先日政府が明らかにした「日本再興戦略改訂2015」と「規制改革に関する第三次答申」によると今後少なくとも1年程度検討期間を経て、労使間紛争の早期解決システムの整備に向けた法改正を実施する可能性が出てきました。

今回の整備対象となっているのは「解雇の金銭解決制度」についてです。

欧州の主要国ではすでに何らかの形で整備されており、先進国で整備されていないほぼ日本だけとなっており、以前から法整備の必要性が叫ばれていました。

なぜこの法整備の必要性が求められていたかというと、日本の雇用慣行及び解雇紛争発生時の解決策が非常にあいまいで不透明でありわかりにくいという事実があるからです。

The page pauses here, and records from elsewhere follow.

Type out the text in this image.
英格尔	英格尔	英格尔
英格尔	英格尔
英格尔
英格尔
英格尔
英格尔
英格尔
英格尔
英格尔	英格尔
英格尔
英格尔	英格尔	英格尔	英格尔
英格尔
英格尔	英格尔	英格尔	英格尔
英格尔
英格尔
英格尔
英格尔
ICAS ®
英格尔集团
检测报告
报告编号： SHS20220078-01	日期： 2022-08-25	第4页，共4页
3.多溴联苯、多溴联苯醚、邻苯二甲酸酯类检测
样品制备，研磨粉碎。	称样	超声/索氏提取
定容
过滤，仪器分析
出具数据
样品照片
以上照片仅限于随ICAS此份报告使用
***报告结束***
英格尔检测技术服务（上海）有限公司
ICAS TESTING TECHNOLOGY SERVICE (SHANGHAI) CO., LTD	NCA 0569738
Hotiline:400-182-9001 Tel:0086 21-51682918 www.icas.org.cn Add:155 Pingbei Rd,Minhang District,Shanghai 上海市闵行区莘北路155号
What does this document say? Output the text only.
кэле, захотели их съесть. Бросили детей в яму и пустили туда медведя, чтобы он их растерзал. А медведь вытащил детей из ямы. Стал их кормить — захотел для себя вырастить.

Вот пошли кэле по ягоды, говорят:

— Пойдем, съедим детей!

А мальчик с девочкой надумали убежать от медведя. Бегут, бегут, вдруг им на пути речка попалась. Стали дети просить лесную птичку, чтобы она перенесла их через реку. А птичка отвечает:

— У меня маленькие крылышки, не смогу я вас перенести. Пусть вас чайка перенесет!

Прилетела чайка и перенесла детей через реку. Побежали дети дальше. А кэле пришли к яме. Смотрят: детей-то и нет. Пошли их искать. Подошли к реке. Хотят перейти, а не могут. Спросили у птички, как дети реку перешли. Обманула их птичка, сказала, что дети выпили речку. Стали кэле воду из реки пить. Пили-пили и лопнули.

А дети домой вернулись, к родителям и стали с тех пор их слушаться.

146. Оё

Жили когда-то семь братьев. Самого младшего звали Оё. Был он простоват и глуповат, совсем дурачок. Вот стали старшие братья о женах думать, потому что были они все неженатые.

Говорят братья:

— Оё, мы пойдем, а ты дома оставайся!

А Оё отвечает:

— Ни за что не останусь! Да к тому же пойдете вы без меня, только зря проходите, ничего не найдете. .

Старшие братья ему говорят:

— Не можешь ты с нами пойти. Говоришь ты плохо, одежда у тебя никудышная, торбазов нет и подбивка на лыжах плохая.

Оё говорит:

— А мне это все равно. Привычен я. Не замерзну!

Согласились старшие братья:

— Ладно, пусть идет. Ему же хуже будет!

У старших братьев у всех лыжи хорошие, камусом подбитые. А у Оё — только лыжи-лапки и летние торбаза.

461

また日本の紛争解決までの時間は非常に長く、またお金もかかります。

訴訟の場合をみると、現職復帰の意思がないにも関わらず、有利な和解金を期待し、あえて解雇無効を求めるケースも多く、生産性に欠けるとも指摘をされています。

こういったケースを防ぐために、労使間の紛争を早期に、また明確な根拠によって、透明かつ公正な紛争解決の方法として、今回の法整備の検討は期待をされています。

ただ一長一短があり、企業側が悪用することを防止する施策も検討しなければなりませんので法整備は慎重に行うべきだと考えています。

現行の解雇法制については非常にあいまいな点が多く、長年にわたり、我が国の大きな課題でした。

今回の整備で一部でも改正されることがあれば、労働法制の大きな動きとなりますので、今後の動向に注目していきたいと考えています。